What is optimum action

*right now*if you know the future?Move one of nearest items

Since moving anything else will eventually cross a nearest

so might as well move nearest instead, then replace it later

Problem: which of two nearest to move?

double coverage algorithm (DC):

If request outside convex hull, move nearest point to it.

else, move nearest point on each side towards it equal distance till one hits.

\(k\)-competitive.

let \(M\) be min-cost matching of opt points to DC points

let \(d\) is distance between servers in DC

\(\Phi=kM+\sum_{i < j}d(s_i,s_j)\)

analyze change when (first) adversary moves, (then) DC moves

show:

if adversary moves \(d\), increases \(\Phi\) by \(\le kd\)

if DC moves moves \(d\), decreases \(\Phi\) by \(d\)

deduce: DC is \(k\)-competitive

assume start in same configuration at starting node

then \(\Phi=0\)

\(\Phi\) always positive

if DC moves more than \(k\) times OPT, get \(\delta\Phi\) negative

but can’t have negative \(\Phi\)

if start in different configuration

adds a constant (dependent on metric space) to \(\Phi\)

so asymptotically \(k\)-competitive.

Analysis:

adv moves \(d\) just increases \(M\) by \(d\), so \(\Delta \Phi \le kd\)

Consider DC move to outside hull,

adversary already has a point at destination;

WLOG moving point matched to it (else matches something else; uncross).

so \(\Delta M=-d\)

\(\Delta \Sigma = (k-1)d\).

claim follows: \(\Delta \phi = -kd+(k-1)d = -d\)

consider DC move to inside hull

Consider \(M\)

one of moving points is matched to request.

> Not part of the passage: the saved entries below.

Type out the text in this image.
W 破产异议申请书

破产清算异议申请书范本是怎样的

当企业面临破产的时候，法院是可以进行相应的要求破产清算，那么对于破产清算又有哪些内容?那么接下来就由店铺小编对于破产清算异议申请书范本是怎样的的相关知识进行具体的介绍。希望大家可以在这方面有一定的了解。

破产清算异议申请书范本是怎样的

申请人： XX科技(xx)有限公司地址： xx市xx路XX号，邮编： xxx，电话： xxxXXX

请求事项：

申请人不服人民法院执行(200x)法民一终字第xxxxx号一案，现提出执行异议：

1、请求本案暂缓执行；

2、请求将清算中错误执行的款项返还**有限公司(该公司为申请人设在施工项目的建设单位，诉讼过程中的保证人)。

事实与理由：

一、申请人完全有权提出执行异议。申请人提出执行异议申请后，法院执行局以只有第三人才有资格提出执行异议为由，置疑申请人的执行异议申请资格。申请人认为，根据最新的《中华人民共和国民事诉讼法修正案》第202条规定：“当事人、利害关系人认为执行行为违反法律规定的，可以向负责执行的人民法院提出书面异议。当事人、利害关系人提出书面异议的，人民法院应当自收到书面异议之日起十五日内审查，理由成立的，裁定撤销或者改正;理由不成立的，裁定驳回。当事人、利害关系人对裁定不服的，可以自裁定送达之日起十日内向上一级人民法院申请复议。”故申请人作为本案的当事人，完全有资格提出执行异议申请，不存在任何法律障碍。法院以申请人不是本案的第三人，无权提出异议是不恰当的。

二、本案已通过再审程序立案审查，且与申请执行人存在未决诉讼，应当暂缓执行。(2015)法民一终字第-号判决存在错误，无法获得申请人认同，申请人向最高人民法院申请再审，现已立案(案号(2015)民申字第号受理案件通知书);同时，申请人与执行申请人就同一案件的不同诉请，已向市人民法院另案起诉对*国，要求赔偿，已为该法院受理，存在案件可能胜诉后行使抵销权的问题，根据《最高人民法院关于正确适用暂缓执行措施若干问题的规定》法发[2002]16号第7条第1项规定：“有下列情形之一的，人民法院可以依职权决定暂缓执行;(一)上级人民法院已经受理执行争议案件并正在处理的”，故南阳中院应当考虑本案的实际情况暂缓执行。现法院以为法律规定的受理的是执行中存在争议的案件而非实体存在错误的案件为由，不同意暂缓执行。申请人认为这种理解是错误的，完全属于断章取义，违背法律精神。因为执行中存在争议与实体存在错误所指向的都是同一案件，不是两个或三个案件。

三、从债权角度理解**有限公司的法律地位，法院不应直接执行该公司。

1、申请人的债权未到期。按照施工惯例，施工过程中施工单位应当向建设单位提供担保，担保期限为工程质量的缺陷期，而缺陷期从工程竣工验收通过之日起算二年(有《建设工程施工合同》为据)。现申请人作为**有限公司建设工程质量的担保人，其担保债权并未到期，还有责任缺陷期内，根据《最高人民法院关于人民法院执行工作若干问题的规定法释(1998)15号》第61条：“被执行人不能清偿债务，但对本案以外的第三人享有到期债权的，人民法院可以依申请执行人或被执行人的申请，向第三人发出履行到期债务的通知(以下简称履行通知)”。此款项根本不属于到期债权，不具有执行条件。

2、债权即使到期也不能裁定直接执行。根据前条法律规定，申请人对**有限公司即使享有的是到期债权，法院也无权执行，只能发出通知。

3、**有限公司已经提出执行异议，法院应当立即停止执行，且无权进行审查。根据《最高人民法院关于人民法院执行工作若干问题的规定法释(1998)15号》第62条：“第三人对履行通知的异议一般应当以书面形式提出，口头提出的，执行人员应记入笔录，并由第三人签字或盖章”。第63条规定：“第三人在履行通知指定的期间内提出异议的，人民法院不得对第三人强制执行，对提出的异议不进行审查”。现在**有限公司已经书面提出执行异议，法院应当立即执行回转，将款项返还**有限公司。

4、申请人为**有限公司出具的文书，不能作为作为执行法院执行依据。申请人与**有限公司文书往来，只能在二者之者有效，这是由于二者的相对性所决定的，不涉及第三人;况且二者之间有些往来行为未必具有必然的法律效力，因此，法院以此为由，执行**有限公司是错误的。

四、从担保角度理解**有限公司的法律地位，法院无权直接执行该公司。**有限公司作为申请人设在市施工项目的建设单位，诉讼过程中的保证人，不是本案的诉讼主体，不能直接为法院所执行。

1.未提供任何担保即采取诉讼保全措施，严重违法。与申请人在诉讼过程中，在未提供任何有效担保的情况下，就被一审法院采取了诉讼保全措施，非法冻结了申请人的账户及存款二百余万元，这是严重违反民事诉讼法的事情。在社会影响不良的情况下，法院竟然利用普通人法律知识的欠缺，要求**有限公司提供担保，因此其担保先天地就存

So that move decreases \(M\).

Other move may increase \(M\) at most by same amount,

so no change to \(M\).

Now consider \(\Sigma\).

Moves of two points cancel out with respect to other points

but they get \(2d\) units closer.

Generalizes to trees.

Which yields randomized \(O(\log^3 n \log^2 k)\) for general \(k\)-server via

*tree embeddings*.

Can we do better? No, because paging is special case.